Renzi fa l'antitasse, il Pd milanese risponde con 300 mila multe

Renzi fa l'antitasse, il Pd milanese risponde con 300 mila multe

Dal palco di Expo, trasformato in tribuna di partito, Renzi parla ai suoi e annuncia un’imminente riduzione delle tasse (se lo dice lui è una benedizione per l’economia, mentre Berlusconi era un irresponsabile quando tolse l’Imu sulla prima casa). Venerdì, giusto per ricordarci come s’interpretano le promesse della sinistra, Palazzo Marino aveva annunciato che sono pronti a partire 320 mila verbali di multe arretrate; alcune risalgono al 2012, altre costituiscono un anticipo di quelle inflitte nel 2013. Si dirà: queste sono sanzioni per aver violato il codice della strada, non tasse. Vero, se non ne costituissero un surrogato improprio.

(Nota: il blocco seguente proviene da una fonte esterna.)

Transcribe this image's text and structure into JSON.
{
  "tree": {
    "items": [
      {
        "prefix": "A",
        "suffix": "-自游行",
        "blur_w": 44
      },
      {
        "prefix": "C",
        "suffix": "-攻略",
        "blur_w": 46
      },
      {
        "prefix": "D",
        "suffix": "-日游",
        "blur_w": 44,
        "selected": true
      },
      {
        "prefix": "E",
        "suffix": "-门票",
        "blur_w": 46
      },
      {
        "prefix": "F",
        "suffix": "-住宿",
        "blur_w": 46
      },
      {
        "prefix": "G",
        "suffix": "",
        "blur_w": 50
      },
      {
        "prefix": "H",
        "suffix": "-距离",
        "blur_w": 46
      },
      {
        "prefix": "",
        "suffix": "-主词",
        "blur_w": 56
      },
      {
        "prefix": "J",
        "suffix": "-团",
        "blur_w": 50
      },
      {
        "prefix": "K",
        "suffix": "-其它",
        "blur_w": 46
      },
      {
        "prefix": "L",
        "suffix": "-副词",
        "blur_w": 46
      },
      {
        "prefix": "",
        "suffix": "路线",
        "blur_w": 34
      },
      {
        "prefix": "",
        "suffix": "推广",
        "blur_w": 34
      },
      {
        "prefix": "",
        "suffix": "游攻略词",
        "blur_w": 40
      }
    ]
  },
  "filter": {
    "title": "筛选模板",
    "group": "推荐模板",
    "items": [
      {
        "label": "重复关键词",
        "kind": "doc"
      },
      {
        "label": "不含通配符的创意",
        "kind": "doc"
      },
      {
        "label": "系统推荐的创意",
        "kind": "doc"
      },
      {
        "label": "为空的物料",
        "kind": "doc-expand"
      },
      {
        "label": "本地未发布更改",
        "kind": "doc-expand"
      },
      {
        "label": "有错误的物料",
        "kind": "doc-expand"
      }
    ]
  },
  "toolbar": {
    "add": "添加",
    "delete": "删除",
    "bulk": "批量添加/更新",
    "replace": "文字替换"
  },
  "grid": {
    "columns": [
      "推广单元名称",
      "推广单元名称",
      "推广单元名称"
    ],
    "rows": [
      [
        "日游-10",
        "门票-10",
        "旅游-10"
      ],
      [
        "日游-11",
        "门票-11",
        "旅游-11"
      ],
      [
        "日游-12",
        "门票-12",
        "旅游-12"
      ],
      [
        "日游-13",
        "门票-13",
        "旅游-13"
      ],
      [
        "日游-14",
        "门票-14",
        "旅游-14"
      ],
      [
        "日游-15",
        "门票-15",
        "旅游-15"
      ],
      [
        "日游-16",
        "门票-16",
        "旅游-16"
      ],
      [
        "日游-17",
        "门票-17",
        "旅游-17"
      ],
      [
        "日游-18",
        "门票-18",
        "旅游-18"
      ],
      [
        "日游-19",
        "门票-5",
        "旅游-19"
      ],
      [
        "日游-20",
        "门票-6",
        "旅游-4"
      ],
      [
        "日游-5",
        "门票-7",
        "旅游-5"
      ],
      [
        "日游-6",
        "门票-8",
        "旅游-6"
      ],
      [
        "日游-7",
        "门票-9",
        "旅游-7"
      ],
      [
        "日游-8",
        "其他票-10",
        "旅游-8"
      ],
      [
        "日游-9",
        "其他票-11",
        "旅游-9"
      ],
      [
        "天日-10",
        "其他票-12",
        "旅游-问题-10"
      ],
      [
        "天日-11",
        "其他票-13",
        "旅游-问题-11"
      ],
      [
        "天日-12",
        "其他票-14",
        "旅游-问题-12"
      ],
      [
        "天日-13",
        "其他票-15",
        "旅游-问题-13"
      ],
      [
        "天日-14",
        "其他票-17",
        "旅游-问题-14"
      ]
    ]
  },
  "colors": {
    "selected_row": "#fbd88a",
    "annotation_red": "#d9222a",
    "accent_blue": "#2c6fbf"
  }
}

La giunta arancione, incapace di porre argine allo spreco di pubblico denaro, ha alzato oltre misura ogni gabella e tariffa, senza contare la periodica tosatura di A2A, cui sono state così sottratte le risorse necessarie a tenere in ordine la rete elettrica, come dimostrano le interruzioni all’erogazione e i guasti che si sono susseguiti da un paio di settimane a questa parte; la colpa, ovviamente, è dei milanesi, che quando fa caldo hanno la deplorevole abitudine di accendere i condizionatori.
Una volta raschiato il barile, per fare cassa non restava che infierire sugli automobilisti; d’altra parte, ogni angheria nei loro confronti è giustificata dal pregiudizio ideologico per il quale il traffico privato è una colpa da espiare. Di conseguenza, oltre alla creazione della nefasta Area C, sono stati ridotti i parcheggi e aumentati i divieti di sosta, cui si sono aggiunti gli autovelox carognosi, come quello sul cavalcavia del Ghisallo, all’uscita delle autostrade.

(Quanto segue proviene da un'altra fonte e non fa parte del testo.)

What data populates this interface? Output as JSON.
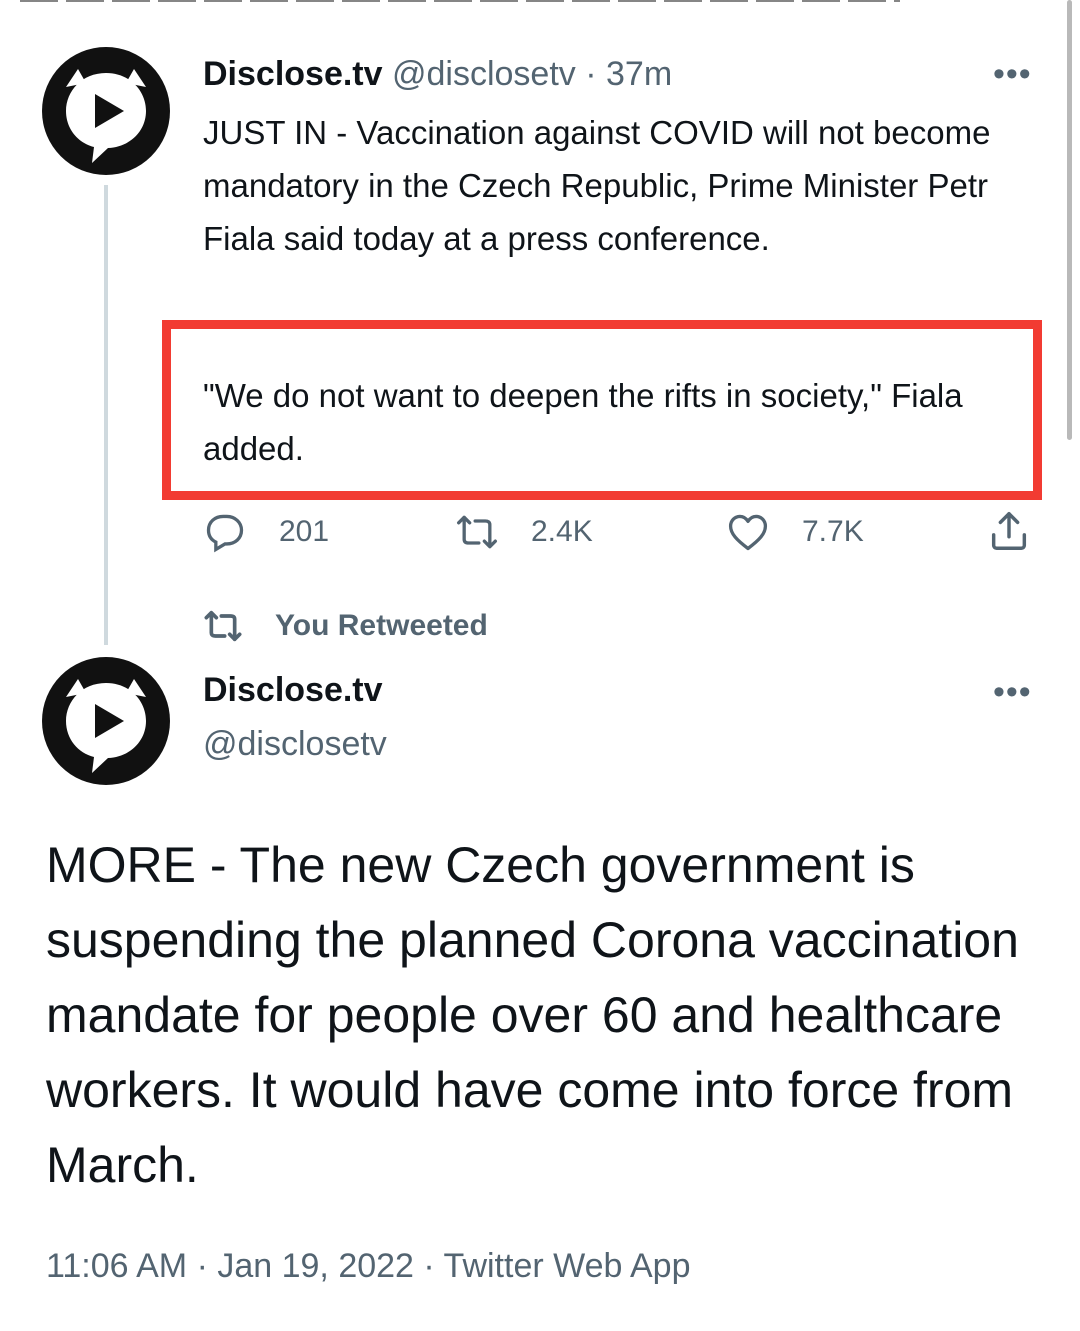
{
  "tweet1": {
    "name": "Disclose.tv",
    "handle": "@disclosetv",
    "separator": "·",
    "time": "37m",
    "more_label": "•••",
    "text": "JUST IN - Vaccination against COVID will not become mandatory in the Czech Republic, Prime Minister Petr Fiala said today at a press conference.",
    "quote": "\"We do not want to deepen the rifts in society,\" Fiala added.",
    "highlight_color": "#f23b32",
    "actions": {
      "reply": {
        "icon": "reply-icon",
        "count": "201"
      },
      "retweet": {
        "icon": "retweet-icon",
        "count": "2.4K"
      },
      "like": {
        "icon": "heart-icon",
        "count": "7.7K"
      },
      "share": {
        "icon": "share-icon"
      }
    }
  },
  "retweet_context": {
    "icon": "retweet-icon",
    "label": "You Retweeted"
  },
  "tweet2": {
    "name": "Disclose.tv",
    "handle": "@disclosetv",
    "more_label": "•••",
    "text": "MORE - The new Czech government is suspending the planned Corona vaccination mandate for people over 60 and healthcare workers. It would have come into force from March.",
    "timestamp": "11:06 AM · Jan 19, 2022 · Twitter Web App"
  },
  "colors": {
    "text": "#0f1419",
    "muted": "#536471",
    "thread_line": "#cfd9de"
  }
}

La voracità, tuttavia, non è pari all’efficienza. Gli uffici dei ghisa, non sappiamo se per carenze d’organico o cattiva gestione, non sono in grado di smaltire la montagna di verbali ammucchiati sulle loro scrivanie. Nel tentativo di recuperare i ritardi, di tanto in tanto si abbattono sui milanesi ondate anomale di notifiche e avvisi di pagamento, molti destinati a finire in pattumiera, altri a innescare contestazioni e ricorsi, che vedono quasi sempre il Comune soccombere. Niente d’imprevisto: finché si trova qualcuno disposto a pagare, magari a torto, è grasso che cola.